Meskipun sedikit bingung, Bastian mengambil gadis itu di pelukannya. Dia tidak pernah memegang sesuatu yang begitu halus dalam hidupnya. Dia merasa seperti sedang memegang kantong kertas basah yang diperlakukan untuk robek pada penanganan sekecil apa pun. Anak itu meronta-ronta pada awalnya, tidak senang karena diganggu, tetapi dia segera tenang di pelukan Bastian.

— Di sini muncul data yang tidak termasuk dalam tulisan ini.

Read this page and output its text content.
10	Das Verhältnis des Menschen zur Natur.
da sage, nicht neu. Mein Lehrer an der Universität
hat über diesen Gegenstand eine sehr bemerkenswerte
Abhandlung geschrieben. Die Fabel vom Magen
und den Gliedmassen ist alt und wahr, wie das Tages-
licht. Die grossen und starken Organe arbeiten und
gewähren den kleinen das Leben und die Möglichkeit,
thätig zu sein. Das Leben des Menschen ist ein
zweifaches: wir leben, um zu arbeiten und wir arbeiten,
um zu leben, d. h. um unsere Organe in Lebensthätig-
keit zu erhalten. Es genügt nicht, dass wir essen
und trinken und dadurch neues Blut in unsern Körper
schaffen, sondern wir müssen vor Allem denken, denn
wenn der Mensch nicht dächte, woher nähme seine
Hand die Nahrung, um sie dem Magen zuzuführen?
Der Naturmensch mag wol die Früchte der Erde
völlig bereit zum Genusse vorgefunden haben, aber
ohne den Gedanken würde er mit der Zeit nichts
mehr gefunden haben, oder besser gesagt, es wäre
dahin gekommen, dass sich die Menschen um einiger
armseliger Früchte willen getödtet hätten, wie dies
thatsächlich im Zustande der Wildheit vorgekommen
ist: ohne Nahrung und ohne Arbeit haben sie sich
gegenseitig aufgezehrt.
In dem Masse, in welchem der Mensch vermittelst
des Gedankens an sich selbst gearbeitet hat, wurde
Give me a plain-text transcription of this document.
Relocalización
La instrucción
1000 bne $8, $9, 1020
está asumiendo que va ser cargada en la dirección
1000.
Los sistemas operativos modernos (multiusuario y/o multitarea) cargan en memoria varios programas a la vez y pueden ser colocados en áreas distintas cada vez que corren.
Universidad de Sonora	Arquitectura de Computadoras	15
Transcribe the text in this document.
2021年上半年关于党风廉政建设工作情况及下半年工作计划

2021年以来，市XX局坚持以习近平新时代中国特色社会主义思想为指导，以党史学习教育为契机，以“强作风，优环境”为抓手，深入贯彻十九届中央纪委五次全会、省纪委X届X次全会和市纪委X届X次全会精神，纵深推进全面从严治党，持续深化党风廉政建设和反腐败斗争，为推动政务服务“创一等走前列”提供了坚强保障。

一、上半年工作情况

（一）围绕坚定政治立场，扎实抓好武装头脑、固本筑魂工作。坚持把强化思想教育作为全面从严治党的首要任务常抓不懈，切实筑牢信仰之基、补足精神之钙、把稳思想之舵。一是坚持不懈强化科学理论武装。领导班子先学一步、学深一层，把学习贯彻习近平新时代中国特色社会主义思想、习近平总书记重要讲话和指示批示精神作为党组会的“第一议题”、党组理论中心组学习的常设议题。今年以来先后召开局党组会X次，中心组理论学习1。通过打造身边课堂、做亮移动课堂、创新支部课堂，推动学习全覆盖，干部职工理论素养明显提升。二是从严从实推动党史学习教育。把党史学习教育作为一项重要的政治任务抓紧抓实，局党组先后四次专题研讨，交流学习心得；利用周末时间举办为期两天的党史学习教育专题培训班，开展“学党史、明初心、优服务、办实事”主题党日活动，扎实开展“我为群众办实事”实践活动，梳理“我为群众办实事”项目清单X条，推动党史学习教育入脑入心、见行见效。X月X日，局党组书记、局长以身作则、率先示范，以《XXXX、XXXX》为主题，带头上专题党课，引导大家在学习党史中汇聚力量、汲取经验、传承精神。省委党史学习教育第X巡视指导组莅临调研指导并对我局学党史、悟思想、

"Melihatnya di pelukanmu benar-benar membuatku menyadari betapa kecilnya dia," senyuman Odette seperti bunga musim semi yang lebih rendah menyaksikan Bastian tersenyum ke bawah pada putrinya dan meletakkan jari di tangannya. Itu sangat kecil sehingga hampir tidak bisa menggenggam ujungnya. Tergerak oleh rangsangan tiba-tiba itu, Coco membuka matanya yang tidak melihat dan menggenggam jari Bastian dengan sekuat tenaga.
Pada saat itu, rasanya seolah-olah hati mereka berkomunikasi secara langsung. Setelah hubungan yang singkat ini, bayi itu kembali tertidur. Bastian dengan lembut meletakkan putrinya kembali ke pelukan ibunya dan merangkul cinta yang telah membawa keajaiban ini ke dalam hidup mereka. Dia akan mencurahkan segalanya untuk melindungi surganya. Bastian tidak lagi meragukan dirinya sendiri.
***
Dalam waktu kurang dari sehari, kabar tentang kedatangan Klauswitz terbaru telah menyebar ke seluruh kota. Constance Carolina Maria Trosa Klauswitz adalah nama lengkapnya, bermartabat, dan elegan, namun kebanyakan orang mengenalnya dengan nama panggilannya yang penuh kasih sayang.
Seorang putri dari era baru, meskipun dia akhirnya diberi nama yang bermartabat, pewaris kekayaan ayahnya dan garis keturunan bangsawan ibunya akan selalu dikenal sebagai Coco.